Psalms 139

למנצח לדוד מזמור יהוה חקרתני ותדע׃
Een psalm van David, voor den opperzangmeester. HEERE! Gij doorgrondt en kent mij.
אתה ידעת שבתי וקומי בנתה לרעי מרחוק׃
Gij weet mijn zitten en mijn opstaan; Gij verstaat van verre mijn gedachten.
ארחי ורבעי זרית וכל דרכי הסכנתה׃
Gij omringt mijn gaan en mijn liggen; en Gij zijt al mijn wegen gewend.
כי אין מלה בלשוני הן יהוה ידעת כלה׃
Als er nog geen woord op mijn tong is, zie, Heere!
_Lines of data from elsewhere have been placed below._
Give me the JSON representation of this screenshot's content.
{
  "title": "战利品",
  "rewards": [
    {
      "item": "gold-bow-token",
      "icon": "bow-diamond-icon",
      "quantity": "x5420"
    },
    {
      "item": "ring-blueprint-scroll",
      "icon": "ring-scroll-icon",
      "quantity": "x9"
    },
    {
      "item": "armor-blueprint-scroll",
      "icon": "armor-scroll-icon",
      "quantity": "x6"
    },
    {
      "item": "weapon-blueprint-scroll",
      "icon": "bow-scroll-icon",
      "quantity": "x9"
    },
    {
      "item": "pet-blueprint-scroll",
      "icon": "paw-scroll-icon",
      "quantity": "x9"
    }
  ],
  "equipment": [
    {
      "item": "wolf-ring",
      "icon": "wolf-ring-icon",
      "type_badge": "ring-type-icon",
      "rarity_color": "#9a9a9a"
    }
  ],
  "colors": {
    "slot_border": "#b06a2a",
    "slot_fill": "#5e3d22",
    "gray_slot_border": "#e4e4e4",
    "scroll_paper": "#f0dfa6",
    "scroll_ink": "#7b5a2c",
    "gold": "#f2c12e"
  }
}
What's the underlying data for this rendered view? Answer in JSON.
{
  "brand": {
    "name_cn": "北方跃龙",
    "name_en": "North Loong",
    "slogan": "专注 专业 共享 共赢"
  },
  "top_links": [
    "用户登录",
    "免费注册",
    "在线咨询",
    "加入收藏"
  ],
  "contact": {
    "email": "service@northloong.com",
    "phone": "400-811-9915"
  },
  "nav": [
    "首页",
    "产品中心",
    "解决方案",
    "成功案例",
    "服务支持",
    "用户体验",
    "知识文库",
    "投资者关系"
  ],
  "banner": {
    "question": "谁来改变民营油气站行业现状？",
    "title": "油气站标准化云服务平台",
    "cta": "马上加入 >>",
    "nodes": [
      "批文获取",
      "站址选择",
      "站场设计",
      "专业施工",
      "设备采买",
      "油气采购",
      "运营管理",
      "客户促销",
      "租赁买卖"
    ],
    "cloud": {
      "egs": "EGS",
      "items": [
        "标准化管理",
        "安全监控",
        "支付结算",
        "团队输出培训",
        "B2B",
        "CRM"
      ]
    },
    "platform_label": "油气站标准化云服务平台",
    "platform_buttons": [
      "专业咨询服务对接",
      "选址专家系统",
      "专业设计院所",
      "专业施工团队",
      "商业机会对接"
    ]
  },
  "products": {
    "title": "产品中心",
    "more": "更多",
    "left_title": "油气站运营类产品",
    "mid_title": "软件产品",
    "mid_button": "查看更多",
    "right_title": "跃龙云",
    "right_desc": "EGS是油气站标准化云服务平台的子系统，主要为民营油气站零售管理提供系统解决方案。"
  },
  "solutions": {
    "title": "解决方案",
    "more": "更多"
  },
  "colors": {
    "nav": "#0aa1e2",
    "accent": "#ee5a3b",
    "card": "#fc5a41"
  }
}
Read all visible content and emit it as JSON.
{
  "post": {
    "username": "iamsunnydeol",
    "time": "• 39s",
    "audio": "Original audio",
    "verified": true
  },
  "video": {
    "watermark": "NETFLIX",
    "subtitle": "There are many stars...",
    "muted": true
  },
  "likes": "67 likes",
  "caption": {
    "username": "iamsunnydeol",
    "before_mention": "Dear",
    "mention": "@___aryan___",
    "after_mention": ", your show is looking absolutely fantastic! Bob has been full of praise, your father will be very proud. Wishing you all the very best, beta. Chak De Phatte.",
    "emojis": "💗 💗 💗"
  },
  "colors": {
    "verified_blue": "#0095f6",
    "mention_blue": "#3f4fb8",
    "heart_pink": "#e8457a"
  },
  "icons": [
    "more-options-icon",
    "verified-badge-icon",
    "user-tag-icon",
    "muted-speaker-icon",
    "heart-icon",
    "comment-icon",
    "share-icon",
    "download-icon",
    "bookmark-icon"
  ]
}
Gij weet het alles.
אחור וקדם צרתני ותשת עלי כפכה׃
Gij bezet mij van achteren en van voren, en Gij zet Uw hand op mij.
פלאיה דעת ממני נשגבה לא אוכל לה׃
De kennis is mij te wonderbaar, zij is hoog, ik kan er niet bij.
אנה אלך מרוחך ואנה מפניך אברח׃
Waar zou ik heengaan voor Uw Geest en waar zou ik heenvlieden voor Uw aangezicht?
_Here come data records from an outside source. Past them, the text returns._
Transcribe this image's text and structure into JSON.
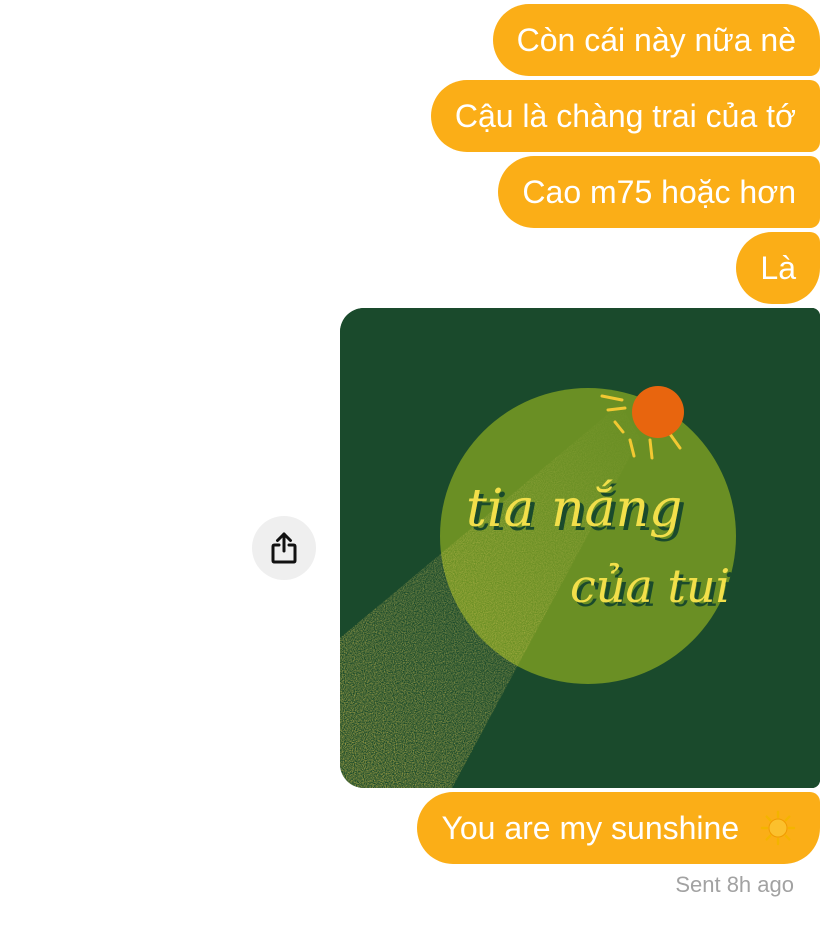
{
  "messages": [
    {
      "text": "Còn cái này nữa nè"
    },
    {
      "text": "Cậu là chàng trai của tớ"
    },
    {
      "text": "Cao m75 hoặc hơn"
    },
    {
      "text": "Là"
    },
    {
      "text": "You are my sunshine"
    }
  ],
  "image": {
    "line1": "tia nắng",
    "line2": "của tui"
  },
  "share_icon": "share-icon",
  "sun_emoji_icon": "sun-emoji-icon",
  "status": "Sent 8h ago",
  "colors": {
    "bubble": "#FBAE17",
    "image_bg": "#1a4a2c",
    "circle": "#6a8f24",
    "sun": "#e8650e",
    "lettering": "#f2df4a",
    "status_text": "#a2a2a2"
  }
}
אם אסק שמים שם אתה ואציעה שאול הנך׃
Zo ik opvoer ten hemel, Gij zijt daar; of bedde ik mij in de hel, zie, Gij zijt daar.
אשא כנפי שחר אשכנה באחרית ים׃
Nam ik vleugelen des dageraads, woonde ik aan het uiterste der zee;
גם שם ידך תנחני ותאחזני ימינך׃
Ook daar zou Uw hand mij geleiden, en Uw rechterhand zou mij houden.
ואמר אך חשך ישופני ולילה אור בעדני׃
Indien ik zeide: De duisternis zal mij immers bedekken; dan is de nacht een licht om mij.
גם חשך לא יחשיך ממך ולילה כיום יאיר כחשיכה כאורה׃
Ook verduistert de duisternis voor U niet; maar de nacht licht als de dag; de duisternis is als het licht.
כי אתה קנית כליתי תסכני בבטן אמי׃
Want Gij bezit mijn nieren; Gij hebt mij in mijner moeders buik bedekt.
אודך על כי נוראות נפליתי נפלאים מעשיך ונפשי ידעת מאד׃
Ik loof U, omdat ik op een heel vreselijke wijze wonderbaarlijk gemaakt ben; wonderlijk zijn Uw werken! ook weet het mijn ziel zeer wel.
לא נכחד עצמי ממך אשר עשיתי בסתר רקמתי בתחתיות ארץ׃
Mijn gebeente was voor U niet verholen, als ik in het verborgene gemaakt ben, en als een borduursel gewrocht ben, in de nederste delen der aarde.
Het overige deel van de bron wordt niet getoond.